I'm reading a book called
Rascals in Paradise by James Michener and A. Grove Day. This book was published in 1957 and I'm surprised I'm just now discovering it. My daughter, Rachel, brought it to me from the Caribbean last summer. It's a non fiction account of the lives of some of the most amazing and nefarious people who lived their lives in the South Pacific. Pirates, mutineers, fortune hunters, or just people wanting to find a tropical paradise to while away the years. Here's one vignette I found in the introduction that I think relates to my previous post about creating our own narrative thereby our own reality.
"In the 1930's there was in Australia a learned gentleman who clearly foresaw that a great war was about to break over the world. He had no desire to participate in this foolish war, but he had to conclude from his studies that Europe was going to explode and that the resulting fires would involve Africa and much of Asia. With extraordinary clairvoyance he deduced that Australia, left unprotected because the military men were preoccupied with Europe, would surely become a temptation to Asia and would probably be overrun.
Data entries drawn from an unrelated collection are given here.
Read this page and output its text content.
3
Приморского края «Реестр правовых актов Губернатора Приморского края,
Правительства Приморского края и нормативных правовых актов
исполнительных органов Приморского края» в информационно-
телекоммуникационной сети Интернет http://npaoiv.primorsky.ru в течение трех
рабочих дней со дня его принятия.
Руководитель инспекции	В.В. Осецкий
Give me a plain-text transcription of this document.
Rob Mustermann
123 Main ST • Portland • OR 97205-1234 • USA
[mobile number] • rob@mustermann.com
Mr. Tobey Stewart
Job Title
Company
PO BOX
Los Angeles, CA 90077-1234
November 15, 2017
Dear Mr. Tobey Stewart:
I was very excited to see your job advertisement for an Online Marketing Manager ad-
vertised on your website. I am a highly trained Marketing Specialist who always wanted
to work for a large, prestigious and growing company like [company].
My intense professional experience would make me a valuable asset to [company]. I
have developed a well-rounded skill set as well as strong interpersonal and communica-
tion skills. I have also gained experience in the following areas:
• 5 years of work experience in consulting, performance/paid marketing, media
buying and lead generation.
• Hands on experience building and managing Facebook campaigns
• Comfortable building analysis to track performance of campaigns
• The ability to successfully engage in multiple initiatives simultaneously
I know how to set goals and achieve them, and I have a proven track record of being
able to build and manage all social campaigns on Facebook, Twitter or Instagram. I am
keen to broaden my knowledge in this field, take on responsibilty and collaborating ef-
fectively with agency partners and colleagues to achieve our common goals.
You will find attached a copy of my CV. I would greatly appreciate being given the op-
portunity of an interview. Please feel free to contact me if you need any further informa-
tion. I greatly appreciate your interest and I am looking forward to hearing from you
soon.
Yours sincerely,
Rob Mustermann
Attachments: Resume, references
Wishing to avoid such a debacle, he spent considerable time in determining what course a sensible man should follow if he wanted to escape the onrushing cataclysm. He considered flight into the dead heart of Australia, but concluded that although he could probably hide out in that forbidding region, life without adequate water would be intolerable. Next he contemplated removal to America, but dismissed this as impractical in view of the certainty that America would also be involved in the war.
Finally, by a process of the most careful logic, he decided that his only secure refuge from the world's insanity lay on some tropical island. He reasoned, 'There I will find adequate water from the rains, food from the breadfruit and coconut trees, and fish from the lagoons. There will be safety from the airplanes which will be bombing important cities. And thanks to the missionaries, the natives will probably not eat me.'
Fortified with such conclusions, he studied the Pacific and narrowed his choice of islands to the one that offered every advantage: remoteness, security, a good life, and a storm cellar until the universal hurricane had subsided.
Thereupon, in the late summer of 1939, one week before Germany invaded Poland, this wise Australian fled to his particular South Pacific refuge. He went to the almost unknown island of Guadalcanal."